Le accuse per il sequestro di Cleveland

Ariel Castro si è dichiarato innocente dei 977 capi di imputazione che gli sono stati contestati per aver recluso tre donne per dieci anni

Ariel Castro stands before a judge during his arraignment on an expanded 977-count indictment Wednesday, July 17, 2013, in Cleveland. Castro is charged with kidnapping and raping three women over a decade in his Cleveland home.

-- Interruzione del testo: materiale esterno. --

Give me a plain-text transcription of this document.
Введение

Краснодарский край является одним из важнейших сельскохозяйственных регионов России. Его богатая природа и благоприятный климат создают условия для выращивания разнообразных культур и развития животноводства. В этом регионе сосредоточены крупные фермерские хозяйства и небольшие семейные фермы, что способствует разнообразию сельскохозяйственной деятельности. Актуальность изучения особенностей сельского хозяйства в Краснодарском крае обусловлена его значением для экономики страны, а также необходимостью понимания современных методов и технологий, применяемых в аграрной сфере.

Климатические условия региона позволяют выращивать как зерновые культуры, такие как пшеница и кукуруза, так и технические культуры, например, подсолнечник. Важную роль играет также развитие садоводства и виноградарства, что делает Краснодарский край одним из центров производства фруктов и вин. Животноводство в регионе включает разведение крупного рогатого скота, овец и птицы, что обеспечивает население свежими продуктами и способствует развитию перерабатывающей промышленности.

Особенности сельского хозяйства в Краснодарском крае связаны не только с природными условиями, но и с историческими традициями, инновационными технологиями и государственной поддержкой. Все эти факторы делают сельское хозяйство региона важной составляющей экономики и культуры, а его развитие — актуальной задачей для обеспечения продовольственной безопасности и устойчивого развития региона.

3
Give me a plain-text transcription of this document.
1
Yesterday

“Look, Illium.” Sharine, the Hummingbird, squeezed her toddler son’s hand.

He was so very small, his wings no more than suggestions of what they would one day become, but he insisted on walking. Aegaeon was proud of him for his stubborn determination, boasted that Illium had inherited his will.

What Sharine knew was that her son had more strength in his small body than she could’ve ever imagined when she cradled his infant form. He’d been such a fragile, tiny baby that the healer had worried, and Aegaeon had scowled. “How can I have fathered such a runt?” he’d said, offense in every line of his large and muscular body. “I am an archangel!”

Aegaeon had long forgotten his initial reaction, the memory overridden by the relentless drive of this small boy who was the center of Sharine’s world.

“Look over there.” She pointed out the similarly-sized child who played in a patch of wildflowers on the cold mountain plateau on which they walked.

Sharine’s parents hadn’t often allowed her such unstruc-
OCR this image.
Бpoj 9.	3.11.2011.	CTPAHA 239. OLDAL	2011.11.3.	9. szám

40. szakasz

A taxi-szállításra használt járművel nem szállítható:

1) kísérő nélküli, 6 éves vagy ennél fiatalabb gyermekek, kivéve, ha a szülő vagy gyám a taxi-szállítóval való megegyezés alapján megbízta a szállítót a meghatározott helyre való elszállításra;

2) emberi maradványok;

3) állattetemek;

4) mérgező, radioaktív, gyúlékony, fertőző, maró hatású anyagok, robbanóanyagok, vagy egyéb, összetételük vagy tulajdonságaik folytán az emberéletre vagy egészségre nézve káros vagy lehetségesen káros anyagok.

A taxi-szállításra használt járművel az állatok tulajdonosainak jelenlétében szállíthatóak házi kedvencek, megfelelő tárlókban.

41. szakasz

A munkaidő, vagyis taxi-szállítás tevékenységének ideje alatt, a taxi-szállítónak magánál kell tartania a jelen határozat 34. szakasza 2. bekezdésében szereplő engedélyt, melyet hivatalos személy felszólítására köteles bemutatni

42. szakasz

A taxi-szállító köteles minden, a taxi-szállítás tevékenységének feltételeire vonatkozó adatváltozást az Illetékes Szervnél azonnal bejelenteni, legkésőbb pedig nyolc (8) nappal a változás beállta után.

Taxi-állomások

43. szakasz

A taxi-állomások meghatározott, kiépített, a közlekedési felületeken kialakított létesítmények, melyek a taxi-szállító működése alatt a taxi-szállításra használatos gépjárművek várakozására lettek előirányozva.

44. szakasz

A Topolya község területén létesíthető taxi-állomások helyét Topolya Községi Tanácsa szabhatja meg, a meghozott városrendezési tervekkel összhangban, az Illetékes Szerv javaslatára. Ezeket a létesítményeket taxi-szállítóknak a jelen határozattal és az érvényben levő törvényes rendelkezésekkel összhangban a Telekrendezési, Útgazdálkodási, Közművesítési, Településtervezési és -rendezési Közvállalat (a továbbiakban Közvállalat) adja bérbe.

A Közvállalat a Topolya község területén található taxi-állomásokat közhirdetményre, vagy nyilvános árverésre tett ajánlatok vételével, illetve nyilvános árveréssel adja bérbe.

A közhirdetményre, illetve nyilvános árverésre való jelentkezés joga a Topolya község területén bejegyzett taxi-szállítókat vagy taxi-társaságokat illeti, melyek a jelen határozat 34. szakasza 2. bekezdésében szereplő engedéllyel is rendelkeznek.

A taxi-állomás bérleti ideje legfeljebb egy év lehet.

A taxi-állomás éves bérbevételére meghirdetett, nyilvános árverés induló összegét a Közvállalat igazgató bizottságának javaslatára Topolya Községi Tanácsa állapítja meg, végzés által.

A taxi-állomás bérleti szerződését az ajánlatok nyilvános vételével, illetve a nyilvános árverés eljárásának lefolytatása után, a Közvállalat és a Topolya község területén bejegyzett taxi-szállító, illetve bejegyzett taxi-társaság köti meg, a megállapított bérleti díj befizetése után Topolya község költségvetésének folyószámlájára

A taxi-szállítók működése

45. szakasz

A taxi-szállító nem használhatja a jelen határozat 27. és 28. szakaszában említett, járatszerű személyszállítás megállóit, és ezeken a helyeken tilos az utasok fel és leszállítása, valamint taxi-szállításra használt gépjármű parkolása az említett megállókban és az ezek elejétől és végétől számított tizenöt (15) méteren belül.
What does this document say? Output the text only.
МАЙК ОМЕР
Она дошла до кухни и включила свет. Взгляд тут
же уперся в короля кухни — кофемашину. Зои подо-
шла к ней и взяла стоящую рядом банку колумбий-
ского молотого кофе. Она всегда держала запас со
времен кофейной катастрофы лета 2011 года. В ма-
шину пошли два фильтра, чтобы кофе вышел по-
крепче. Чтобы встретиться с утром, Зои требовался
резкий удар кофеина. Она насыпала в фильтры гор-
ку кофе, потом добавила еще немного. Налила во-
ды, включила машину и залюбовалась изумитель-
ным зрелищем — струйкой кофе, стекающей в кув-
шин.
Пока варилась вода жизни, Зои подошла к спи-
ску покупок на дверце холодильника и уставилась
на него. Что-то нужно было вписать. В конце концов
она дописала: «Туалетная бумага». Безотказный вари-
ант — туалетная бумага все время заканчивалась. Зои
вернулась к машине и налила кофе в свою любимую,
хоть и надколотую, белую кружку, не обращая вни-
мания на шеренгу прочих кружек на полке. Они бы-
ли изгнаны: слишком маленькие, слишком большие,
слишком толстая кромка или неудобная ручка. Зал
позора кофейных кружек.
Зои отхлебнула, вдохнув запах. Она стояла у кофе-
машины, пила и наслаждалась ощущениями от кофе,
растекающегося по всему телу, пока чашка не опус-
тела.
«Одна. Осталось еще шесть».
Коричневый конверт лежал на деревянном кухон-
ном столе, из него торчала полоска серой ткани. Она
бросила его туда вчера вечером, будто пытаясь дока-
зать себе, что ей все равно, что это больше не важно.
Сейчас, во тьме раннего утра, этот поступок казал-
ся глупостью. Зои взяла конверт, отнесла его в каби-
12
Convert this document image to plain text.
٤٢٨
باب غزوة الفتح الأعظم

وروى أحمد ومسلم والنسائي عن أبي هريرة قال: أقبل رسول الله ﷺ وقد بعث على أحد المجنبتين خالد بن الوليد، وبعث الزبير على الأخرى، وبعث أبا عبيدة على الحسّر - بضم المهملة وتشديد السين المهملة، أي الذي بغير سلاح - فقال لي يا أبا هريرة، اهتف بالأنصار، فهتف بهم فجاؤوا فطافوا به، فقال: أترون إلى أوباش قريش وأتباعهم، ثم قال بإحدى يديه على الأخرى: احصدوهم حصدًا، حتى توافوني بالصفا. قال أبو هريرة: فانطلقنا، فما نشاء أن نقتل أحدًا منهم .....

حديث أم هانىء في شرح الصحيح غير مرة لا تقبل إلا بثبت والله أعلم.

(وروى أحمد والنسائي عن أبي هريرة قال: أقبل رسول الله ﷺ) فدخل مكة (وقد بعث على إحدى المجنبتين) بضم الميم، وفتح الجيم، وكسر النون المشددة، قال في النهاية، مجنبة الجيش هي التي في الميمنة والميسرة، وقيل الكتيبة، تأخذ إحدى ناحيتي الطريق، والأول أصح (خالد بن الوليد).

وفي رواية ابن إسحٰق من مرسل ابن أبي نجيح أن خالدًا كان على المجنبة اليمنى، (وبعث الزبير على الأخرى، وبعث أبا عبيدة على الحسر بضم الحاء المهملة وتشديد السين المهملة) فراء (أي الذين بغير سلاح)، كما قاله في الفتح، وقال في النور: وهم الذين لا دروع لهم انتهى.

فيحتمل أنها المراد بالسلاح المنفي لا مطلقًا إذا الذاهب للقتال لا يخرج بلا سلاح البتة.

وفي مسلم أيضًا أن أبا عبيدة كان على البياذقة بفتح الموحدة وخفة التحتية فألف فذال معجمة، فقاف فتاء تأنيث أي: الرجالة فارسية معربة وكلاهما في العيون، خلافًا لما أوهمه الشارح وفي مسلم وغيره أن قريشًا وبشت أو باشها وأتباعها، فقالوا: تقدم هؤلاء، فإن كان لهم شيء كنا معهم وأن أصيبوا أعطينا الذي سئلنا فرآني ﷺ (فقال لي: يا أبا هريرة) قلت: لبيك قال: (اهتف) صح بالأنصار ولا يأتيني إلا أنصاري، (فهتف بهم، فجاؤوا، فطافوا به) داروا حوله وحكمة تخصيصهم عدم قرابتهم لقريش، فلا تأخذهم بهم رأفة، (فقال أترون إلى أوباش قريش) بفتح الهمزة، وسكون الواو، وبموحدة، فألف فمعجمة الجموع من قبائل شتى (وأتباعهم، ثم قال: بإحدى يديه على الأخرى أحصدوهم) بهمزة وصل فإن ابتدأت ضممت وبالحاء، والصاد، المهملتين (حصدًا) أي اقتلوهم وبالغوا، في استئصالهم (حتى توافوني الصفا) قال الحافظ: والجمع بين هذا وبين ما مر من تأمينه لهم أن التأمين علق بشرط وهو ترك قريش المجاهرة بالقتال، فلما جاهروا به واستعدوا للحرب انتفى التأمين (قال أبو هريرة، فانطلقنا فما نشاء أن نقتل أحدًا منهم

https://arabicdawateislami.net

Castro pleaded not guilty to 512 counts of kidnapping and 446 counts of rape. (AP Photo/Tony Dejak)
Ariel Castro stands before a judge during his arraignment on an expanded 977-count indictment Wednesday, July 17, 2013, in Cleveland. Castro is charged with kidnapping and raping three women over a decade in his Cleveland home. Castro pleaded not guilty to 512 counts of kidnapping and 446 counts of rape. (AP Photo/Tony Dejak)

Ariel Castro, l’uomo accusato di aver rapito, segregato e torturato per più di dieci anni tre donne in una casa di Cleveland, in Ohio, si è dichiarato “non colpevole” dei 977 capi d’accusa di cui è stato formalmente incriminato in tribunale.

Il 7 giugno, il gran giurì che si occupa del caso (la giuria che deve stabilire se le prove raccolte sono sufficienti per avviare un processo penale) aveva approvato 329 capi d’accusa contro Castro riferiti solo a un periodo che andava dall’agosto del 2002 – quando scomparve Michelle Knight – al febbraio del 2007 e che coprivano solo la metà dei dieci anni di violenze. I 648 nuovi capi di accusa pronunciati lo scorso 13 luglio comprendono anche gli ultimi anni, fino al maggio del 2013. Complessivamente il documento di accusa è giudicato molto articolato e severo a dimostrazione dell’intenzione di rispettare l’impressione che la storia ha generato nell’opinione pubblica.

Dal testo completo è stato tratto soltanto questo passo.